A full 3D TV schedule is now available, which includes the opening and closing ceremonies, and 60-second shorts at the beginning of every evening’s coverage.
The BBC has also developed an app for Android and iOS (and a shortcut for BlackBerry) that takes content from the BBC Olympics website that users can download and read offline. Users can also customise the app to highlight their favourite sports and athletes, and they can stream live coverage of events.
The big problem with this app, however, is that it’s only available in the UK.
Users in Ireland can at least access the BBC Olympics website directly, and there’s plenty to satisfy sports fans there, with a page for every country, every sport and every athlete.
Medal tallies, news, key facts and statistics, photo galleries, minute-by-minute live text commentary, highlights, results and a comprehensive schedule are all available here, plus thousands of hours of live video across up to 24 streams.
The site also houses an Olympics timeline filled with great images, interesting facts and significant events, while it counts the gold medals won by each country at each event.
NBCOlympics.com – not just for Team USA
NBC will also be broadcasting every Olympic event live online for its cable and satellite subscribers on NBCOlympics.com, but the site has far more to offer for fans this side of the water, from news and blogs to information on athletes.
The most impressive feature is the Twitter Tracker, a visual display of what sports, athletes and other Olympic-related topics are trending on the microblogging network.
Clicking through to a sport gives you a real-time view of tweets and a count on average tweets per minute – the record for which was taken by this year’s Superbowl, but is expected to be beaten by the Olympics.
Users can join in the conversation directly from the Twitter Tracker, while the Tweet Sheet brings the latest musings and more from Olympic athletes and experts.

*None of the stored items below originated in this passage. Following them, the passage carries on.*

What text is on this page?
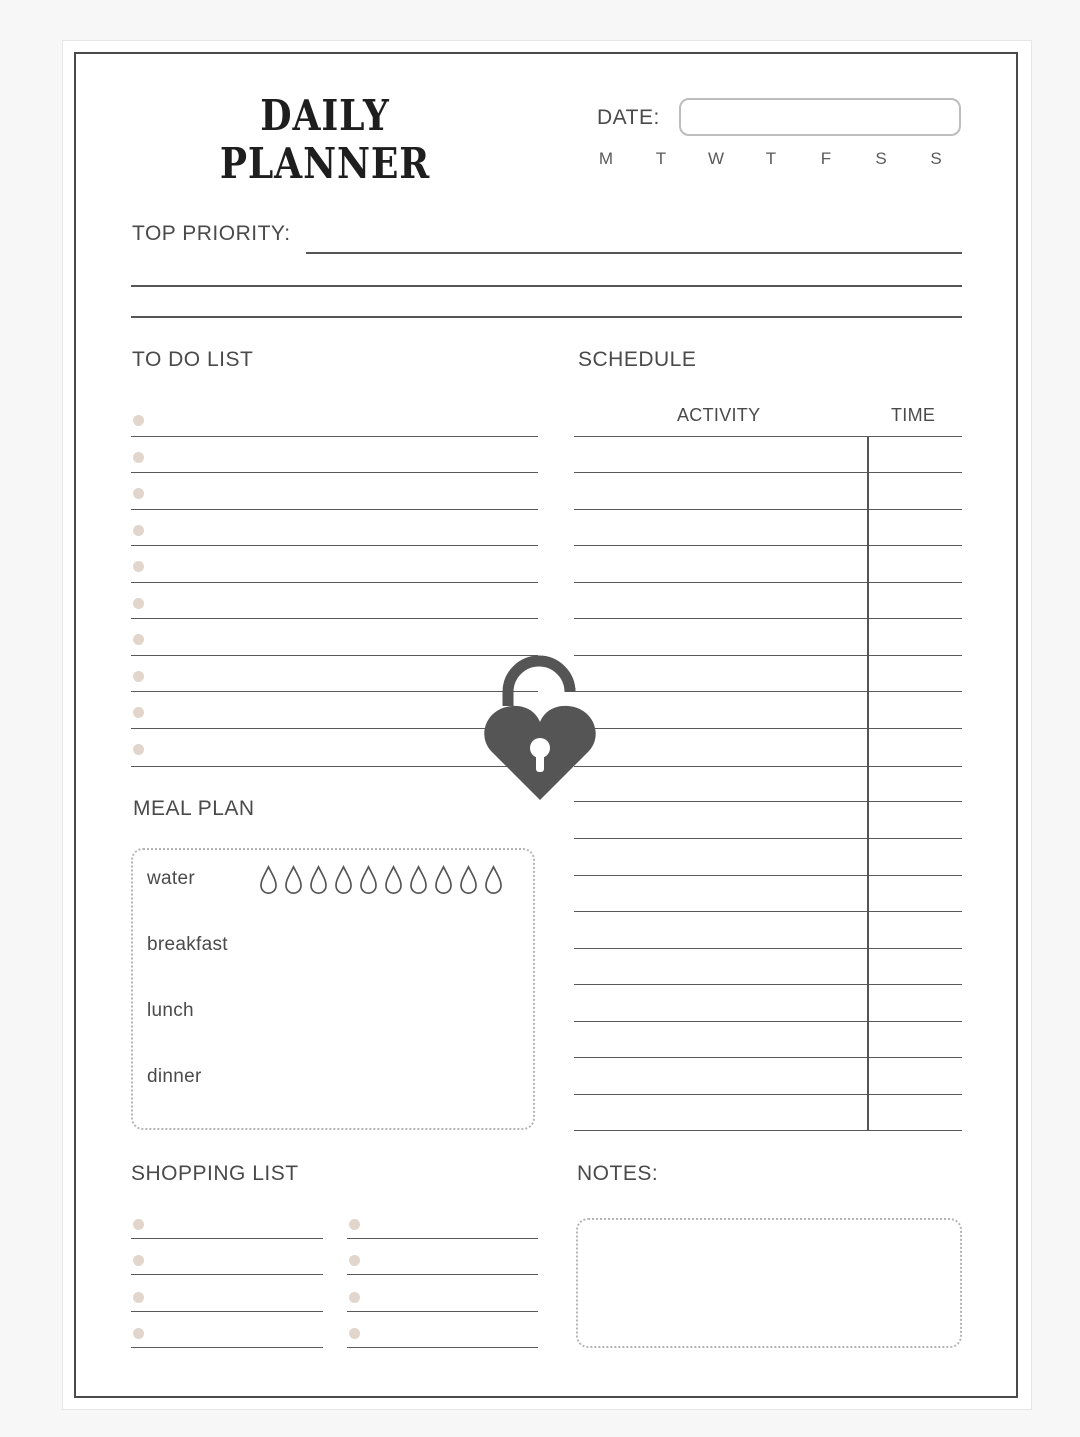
DAILY
PLANNER
DATE:
M	T	W	T	F	S	S
TOP PRIORITY:
TO DO LIST	SCHEDULE
ACTIVITY	TIME
MEAL PLAN
water
breakfast
lunch
dinner
SHOPPING LIST	NOTES:
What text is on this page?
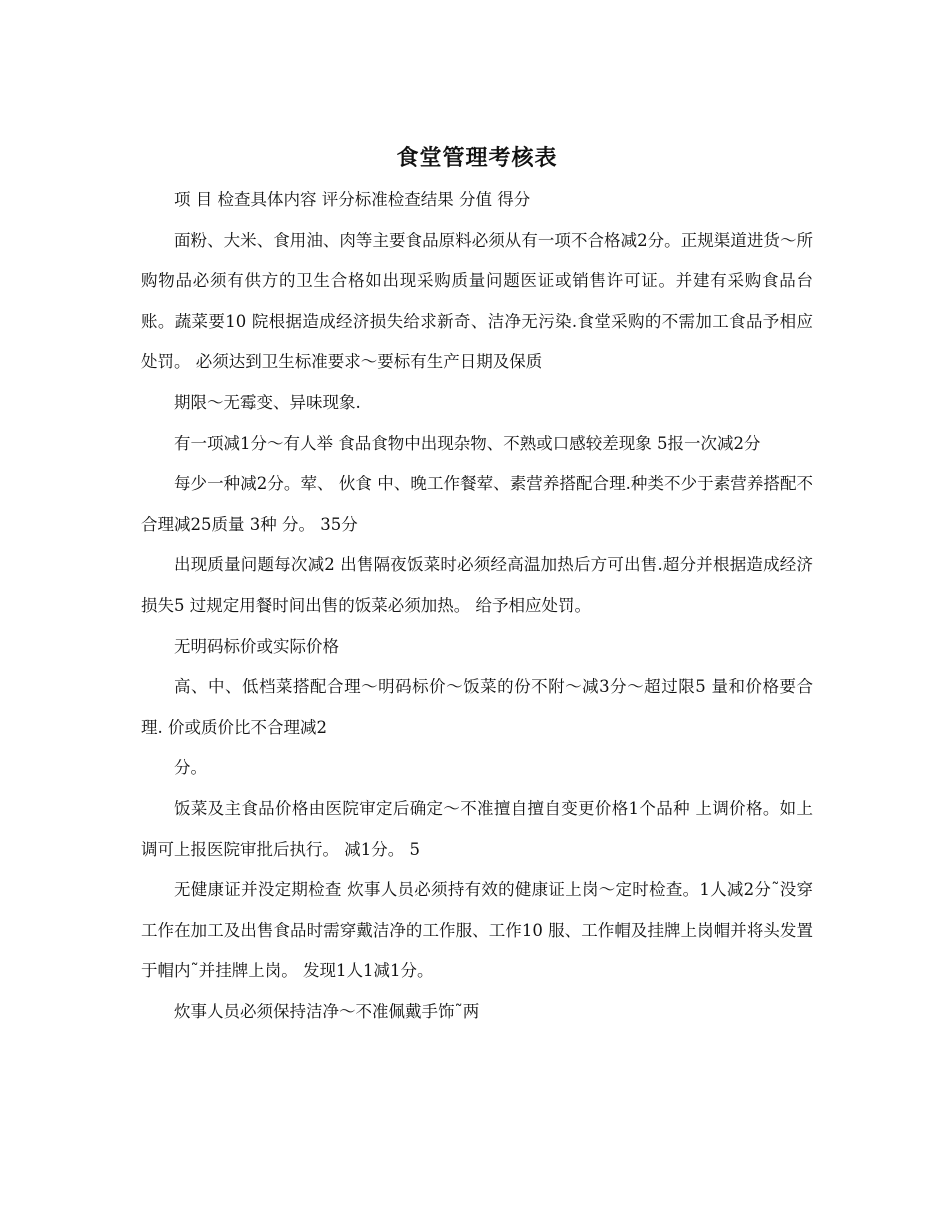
食堂管理考核表

项 目 检查具体内容 评分标准检查结果 分值 得分

面粉、大米、食用油、肉等主要食品原料必须从有一项不合格减2分。正规渠道进货～所购物品必须有供方的卫生合格如出现采购质量问题医证或销售许可证。并建有采购食品台账。蔬菜要10 院根据造成经济损失给求新奇、洁净无污染.食堂采购的不需加工食品予相应处罚。 必须达到卫生标准要求～要标有生产日期及保质

期限～无霉变、异味现象.

有一项减1分～有人举 食品食物中出现杂物、不熟或口感较差现象 5报一次减2分

每少一种减2分。荤、 伙食 中、晚工作餐荤、素营养搭配合理.种类不少于素营养搭配不合理减25质量 3种 分。 35分

出现质量问题每次减2 出售隔夜饭菜时必须经高温加热后方可出售.超分并根据造成经济损失5 过规定用餐时间出售的饭菜必须加热。 给予相应处罚。

无明码标价或实际价格

高、中、低档菜搭配合理～明码标价～饭菜的份不附～减3分～超过限5 量和价格要合理. 价或质价比不合理减2

分。

饭菜及主食品价格由医院审定后确定～不准擅自擅自变更价格1个品种 上调价格。如上调可上报医院审批后执行。 减1分。 5

无健康证并没定期检查 炊事人员必须持有效的健康证上岗～定时检查。1人减2分˜没穿工作在加工及出售食品时需穿戴洁净的工作服、工作10 服、工作帽及挂牌上岗帽并将头发置于帽内˜并挂牌上岗。 发现1人1减1分。

炊事人员必须保持洁净～不准佩戴手饰˜两
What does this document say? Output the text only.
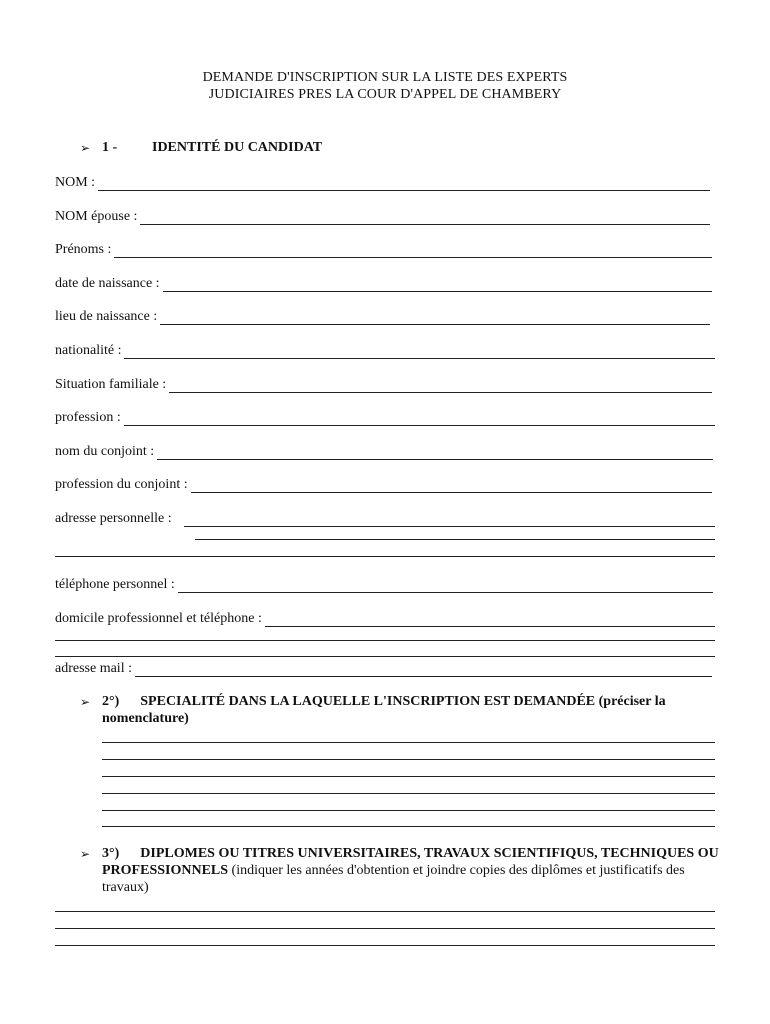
DEMANDE D'INSCRIPTION SUR LA LISTE DES EXPERTS
JUDICIAIRES PRES LA COUR D'APPEL DE CHAMBERY
➢ 1 - IDENTITÉ DU CANDIDAT
NOM :
NOM épouse :
Prénoms :
date de naissance :
lieu de naissance :
nationalité :
Situation familiale :
profession :
nom du conjoint :
profession du conjoint :
adresse personnelle :
téléphone personnel :
domicile professionnel et téléphone :
adresse mail :
➢ 2°) SPECIALITÉ DANS LA LAQUELLE L'INSCRIPTION EST DEMANDÉE (préciser la nomenclature)
➢ 3°) DIPLOMES OU TITRES UNIVERSITAIRES, TRAVAUX SCIENTIFIQUS, TECHNIQUES OU PROFESSIONNELS (indiquer les années d'obtention et joindre copies des diplômes et justificatifs des travaux)
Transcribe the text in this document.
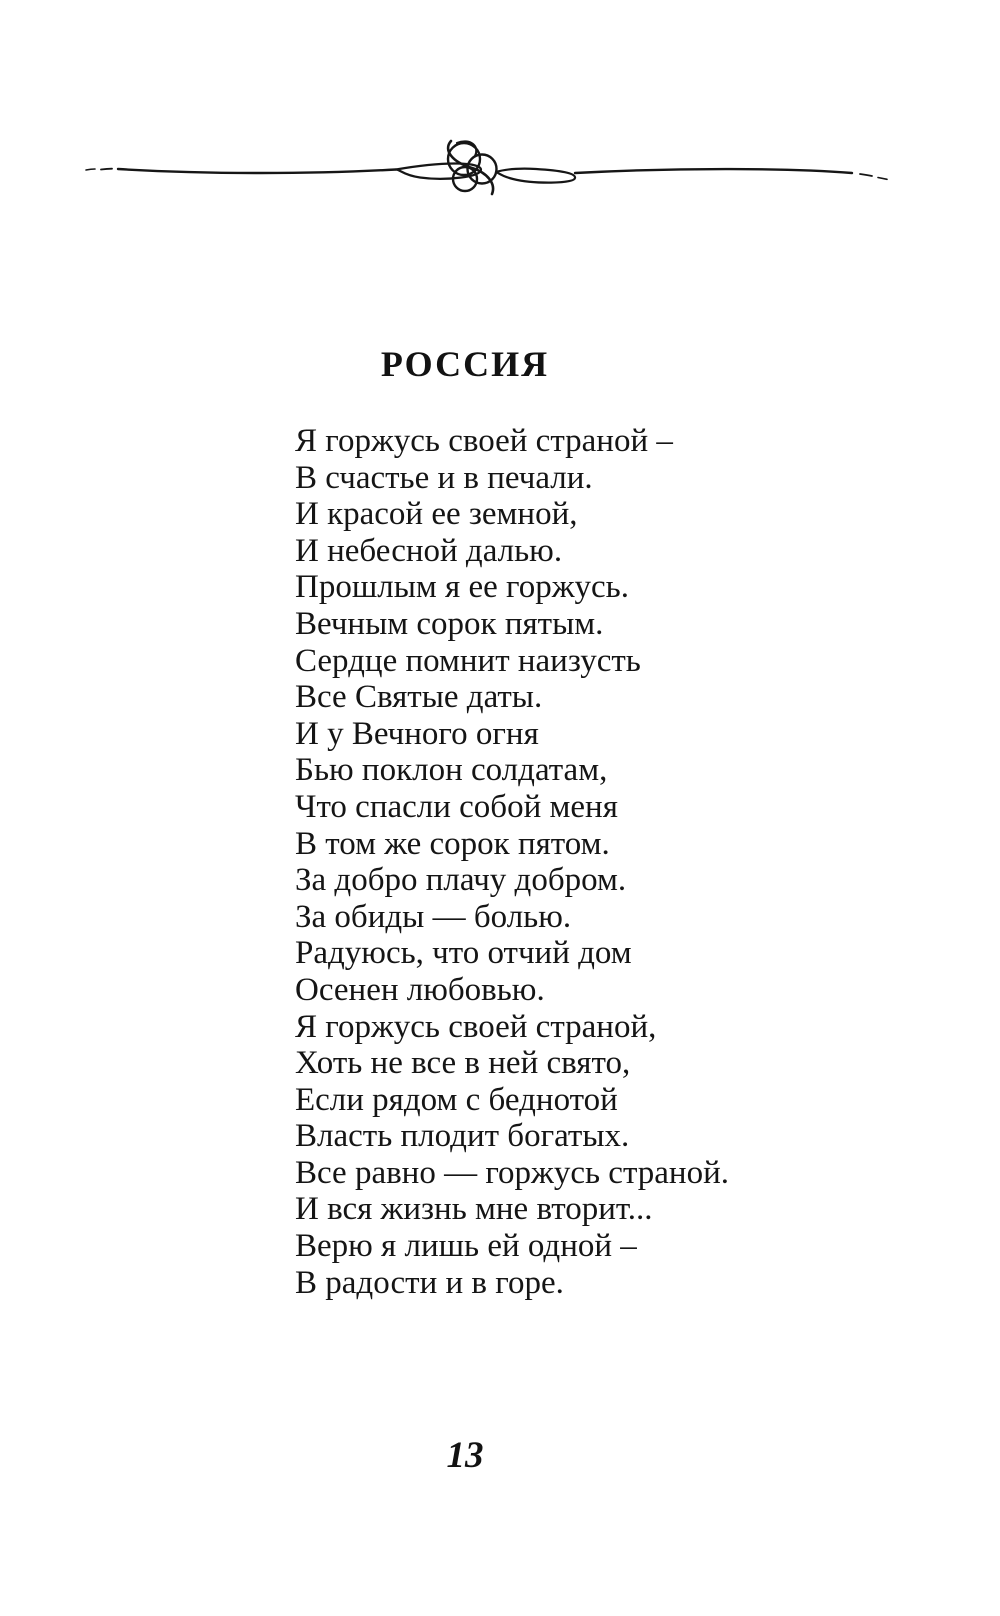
РОССИЯ
Я горжусь своей страной –
В счастье и в печали.
И красой ее земной,
И небесной далью.
Прошлым я ее горжусь.
Вечным сорок пятым.
Сердце помнит наизусть
Все Святые даты.
И у Вечного огня
Бью поклон солдатам,
Что спасли собой меня
В том же сорок пятом.
За добро плачу добром.
За обиды — болью.
Радуюсь, что отчий дом
Осенен любовью.
Я горжусь своей страной,
Хоть не все в ней свято,
Если рядом с беднотой
Власть плодит богатых.
Все равно — горжусь страной.
И вся жизнь мне вторит...
Верю я лишь ей одной –
В радости и в горе.
13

The site will also host polls where users can tweet #yes or #no answers, and ad libs where they can fill in the gaps in a sentence and tweet this to followers.
Go Team Ireland!
RTÉ Two will carry up to 14 hours of Olympics coverage every day starting from Friday, with catch-up viewing available through the RTÉ Player either online or via UPC’s On Demand service.
The Olympics section on the RTÉ website will feature news on the games, and RTÉ is currently asking fans to send messages of support for Team Ireland to the site via email, Twitter or Facebook. The best photos or videos will be included during RTÉ’s opening ceremony broadcast.
Show your support
There are plenty of other ways you can show your support for Team Ireland online. A new add-on for Firefox lets users decorate the browser in their nation’s flag, and Mozilla has even changed the browser’s homepage to mark the occasion.
Panasonic, the event’s audio-visual sponsor, has created Flag Tags, a Facebook app that applies virtual face paint to a user’s chosen photo, to make no mistake who they’re supporting.
While few of us will ever be capable of going for gold in the Olympics ourselves, in the online gaming world, elite athleticism is only a click away. On the official website of the IOC, Olympic.org, users can play the official London 2012 mini game.
Unfortunately, players can only choose an athlete from a choice of 14 countries, which doesn’t include Ireland, and there’s no female option either. But despite these egregious oversights, the variety of simple sports challenges on offer through the mini game makes it perfect for whiling away the hours between events.